Droit d’eau fondé en titre, carte grise d’un moulin et d’un étang : rappels nécessaires.

Si la pédagogie consiste à répéter, alors insistons sur cet élément exprimé en général très approximativement tant à l’oral qu’à l’écrit par divers protagonistes. Les initiés vont s’étonner : « tout a été publié sur le sujet ». C’est hélas bien vrai, mais force est de constater que l’administration n’a pas encore tout lu. Elle rechigne même à reconnaître l’antériorité d’un moulin ou d’un étang alors que la procédure est simple : c’est oui ou non. Un message d’un propriétaire ce matin à l’OCE suscite ce besoin de précisions : son étang avec moulin en aval ne figurent pas sur la carte de Cassini. Piétinement et dérapages administratifs s’en suivent.

 

Concernant les ouvrages réglementés (ceux qui bénéficient d’un « règlement d’eau »),  les arrêtés préfectoraux depuis la loi du 28 pluviose  An VIII étant nominatifs, chaque changement de propriétaire d’un ouvrage hydraulique réglementé devait se faire connaitre de la préfecture qui pouvait, le cas échéant, abroger l’autorisation initiale. C’est pourquoi jusque dans les années 1950, les notaires -officiers ministériels- étaient tenus de transmettre en préfecture les actes constatant le transfert du droit d’eau; obligation hélas tombée en désuétude.

 

L’antériorité d’un ouvrage

Un grand merci posthume à Monsieur César-François Cassini de Thury d’avoir cartographié la France avec autant de précision dès 1756. Des travaux absolument remarquables.

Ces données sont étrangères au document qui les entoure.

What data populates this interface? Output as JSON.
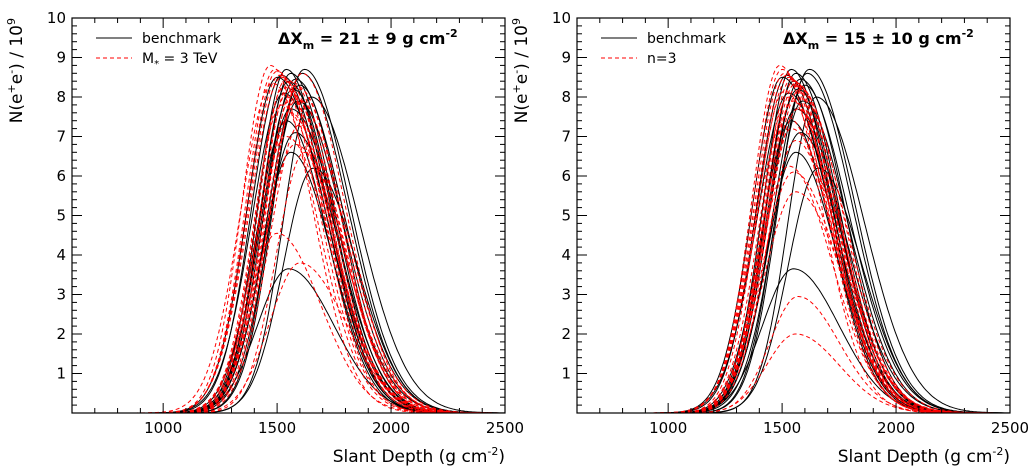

D’aucuns, de leur bureau au 21ème siècle invoquent de manière circonstancielle pour servir un dossier  des « imprécisions » : ce n’est pas sérieux ! Il est exact que des ouvrages préexistants n’y figurent pas. Cela ne constitue cependant pas la preuve qu’ils n’existaient pas. Les ouvrages non inventoriés n’avaient peut-être pas un grand intérêt fiscal ni pour le Roy ni pour les Seigneurs percevant les taxes?

Pour la reconnaissance de l’antériorité, la carte dite de Cassini s’est imposée par facilité puisqu’elle est diffusée par l’IGN. Le bât commence à blesser quand l’ouvrage n’y figure pas, car les investigations deviennent très spécifiques, chronophages.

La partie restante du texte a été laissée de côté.